Thabiso ‘Thasman’ Tsotetsi on HHP's untimely death: I’m going to miss his honesty
HHP's longtime friend and producer Thabiso ‘Thasman’ Tsotetsi struggled to fight back tears as he spoke stood outside HHP's house about their two-decade friendship.
HHP died on Wednesday‚ leaving his family‚ friends and fans reeling in devastation.
“I’m going to miss his honesty. His friendship. I think he was a very motivational somebody‚ a very spiritual somebody. Jabba wanted everybody to succeed like he had. He wanted to lift up everyone the best way he could. He wanted to assist everybody with almost everything‚ it didn’t matter what it was."
It's a day after HHP's death and the mood is very sombre in the quiet suburb of Randpark Ridge where HHP’s house is located.
After asking to TshisaLIVE to please wait for him a couple of times as he greeted people who came to pay their respects to the Tsambo family‚ Thasman opened up the profound loss he was feeling as he went about helping to organise a dignified send off for HHP.
“I’m trying to cope to be honest with you. I’m trying to put on my smile‚ be as strong as possible and be as courageous as possible for the family and his friends.”
I’m trying to cope to be honest with you.
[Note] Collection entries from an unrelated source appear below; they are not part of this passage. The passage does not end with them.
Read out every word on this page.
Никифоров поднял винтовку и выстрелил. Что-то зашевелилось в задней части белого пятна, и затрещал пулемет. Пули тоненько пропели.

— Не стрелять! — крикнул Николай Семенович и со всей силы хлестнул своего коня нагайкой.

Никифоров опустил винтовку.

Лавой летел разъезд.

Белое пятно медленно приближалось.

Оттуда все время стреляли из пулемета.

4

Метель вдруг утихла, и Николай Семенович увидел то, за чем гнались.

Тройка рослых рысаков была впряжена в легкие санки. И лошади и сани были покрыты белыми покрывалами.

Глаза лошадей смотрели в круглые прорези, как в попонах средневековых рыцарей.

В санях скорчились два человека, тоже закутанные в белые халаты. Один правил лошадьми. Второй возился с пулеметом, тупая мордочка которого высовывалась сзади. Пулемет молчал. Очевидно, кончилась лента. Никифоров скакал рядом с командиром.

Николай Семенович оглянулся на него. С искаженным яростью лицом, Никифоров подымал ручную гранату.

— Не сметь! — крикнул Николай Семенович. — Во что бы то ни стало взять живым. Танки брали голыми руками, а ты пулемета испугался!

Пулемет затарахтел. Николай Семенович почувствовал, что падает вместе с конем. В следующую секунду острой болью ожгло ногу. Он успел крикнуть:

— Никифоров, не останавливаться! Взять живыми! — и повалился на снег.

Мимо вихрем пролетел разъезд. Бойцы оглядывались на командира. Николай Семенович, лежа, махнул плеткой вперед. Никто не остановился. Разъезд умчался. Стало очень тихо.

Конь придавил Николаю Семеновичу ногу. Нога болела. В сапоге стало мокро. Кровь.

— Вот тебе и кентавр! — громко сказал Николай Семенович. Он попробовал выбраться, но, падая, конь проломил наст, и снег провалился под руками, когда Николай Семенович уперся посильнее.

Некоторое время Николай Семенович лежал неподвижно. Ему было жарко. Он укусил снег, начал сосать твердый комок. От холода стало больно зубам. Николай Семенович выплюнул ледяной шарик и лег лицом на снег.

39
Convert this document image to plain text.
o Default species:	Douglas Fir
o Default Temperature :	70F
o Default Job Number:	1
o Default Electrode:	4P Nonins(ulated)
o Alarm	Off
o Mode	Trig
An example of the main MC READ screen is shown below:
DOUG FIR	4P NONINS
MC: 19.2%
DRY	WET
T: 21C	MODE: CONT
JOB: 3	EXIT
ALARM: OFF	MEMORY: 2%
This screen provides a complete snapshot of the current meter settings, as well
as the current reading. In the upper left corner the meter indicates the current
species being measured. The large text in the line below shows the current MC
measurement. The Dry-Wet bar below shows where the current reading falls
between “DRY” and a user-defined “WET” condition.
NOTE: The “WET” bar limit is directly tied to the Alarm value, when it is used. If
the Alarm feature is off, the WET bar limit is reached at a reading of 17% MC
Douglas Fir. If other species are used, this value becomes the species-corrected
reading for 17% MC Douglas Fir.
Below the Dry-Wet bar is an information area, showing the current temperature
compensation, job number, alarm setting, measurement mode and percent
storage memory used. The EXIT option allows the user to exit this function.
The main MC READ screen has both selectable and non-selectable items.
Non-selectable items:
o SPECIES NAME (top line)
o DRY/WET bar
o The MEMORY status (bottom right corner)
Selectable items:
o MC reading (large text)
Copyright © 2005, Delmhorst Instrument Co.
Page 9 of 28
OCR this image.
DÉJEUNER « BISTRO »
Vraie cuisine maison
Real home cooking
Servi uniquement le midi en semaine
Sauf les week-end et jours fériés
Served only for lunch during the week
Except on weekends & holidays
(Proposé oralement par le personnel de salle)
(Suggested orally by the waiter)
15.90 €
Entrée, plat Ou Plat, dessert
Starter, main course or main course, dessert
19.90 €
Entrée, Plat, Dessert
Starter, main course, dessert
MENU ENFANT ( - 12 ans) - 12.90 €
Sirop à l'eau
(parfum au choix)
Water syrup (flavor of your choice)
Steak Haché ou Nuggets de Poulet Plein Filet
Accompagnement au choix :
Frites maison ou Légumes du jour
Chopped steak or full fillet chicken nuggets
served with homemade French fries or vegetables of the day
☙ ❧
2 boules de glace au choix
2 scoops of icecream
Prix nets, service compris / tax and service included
I’m trying to put on my smile‚ be as strong as possible and be as courageous as possible for the family and his friends.
Asked to recall the fondest memories of the times he’d shared with Jabba‚ Thasman’s face immediately lit up as if remembering the good times came with the feeling of joy he had experienced with Jabba at the time.
He spoke about the day Jabba's hit song Harambe was born.
“A memory I remember now though was when he was shooting. They said to me‚ Thaso just play something so that Jabba can freestyle. I pressed the keys and he said‚ ‘yeah Thaso I like that!’ His freestyle was what later became Harambe. We recorded it right there on the spot and it literally took us about 15 minutes to complete the whole thing. While Take 5 was shooting the whole thing‚ we did the song and completed it. I was also shocked by the whole thing; I kept going ‘Yoh! Jabba!’”
Thasman said no matter how much time he spent with Jabba he never stopped being amazed by how music spoke to him and how his lyrics came to him.
He said in his eyes Jabba was a “genius” of music.
Thasman said he and Jabba met when he was still in school in 1996.
“He sang, by the time I met him‚ he was already a celebrity via Verbal Assassins. They had a group where they used to sing‚ I think it was a group of four. For us‚ it was a matter of birds of the same feathers. When you have certain vibrations or a certain energy that just connects‚ you can’t even explain it‚ it was just a natural fit.”
After over 20 years of friendship Jabba's death has left a gaping hole. Tsotetsi said that the last conversation they had was a debate because Jabba was contemplating changing his stage name completely from HHP to Jabba X.
“The last time I saw Jabba‚ we were debating. He wanted to switch from HHP to Jabba. I was saying‚ ‘Look Jabba‚ it’s going to take you 20 years to build Jabba X because the past 20 years belong to HHP and maybe just a little bit of Jabba. I asked him never to forget HHP because he was the one people knew and loved. It was a good debate and after hearing each other out‚ we decided that we would find a way for the two to co-exist.”
Facing a future without either HHP or Jabba X‚ Thasman just has to hold on to the memories and the legacy of his dear friend.
Helplessly he admits that that’s the only thing he can do.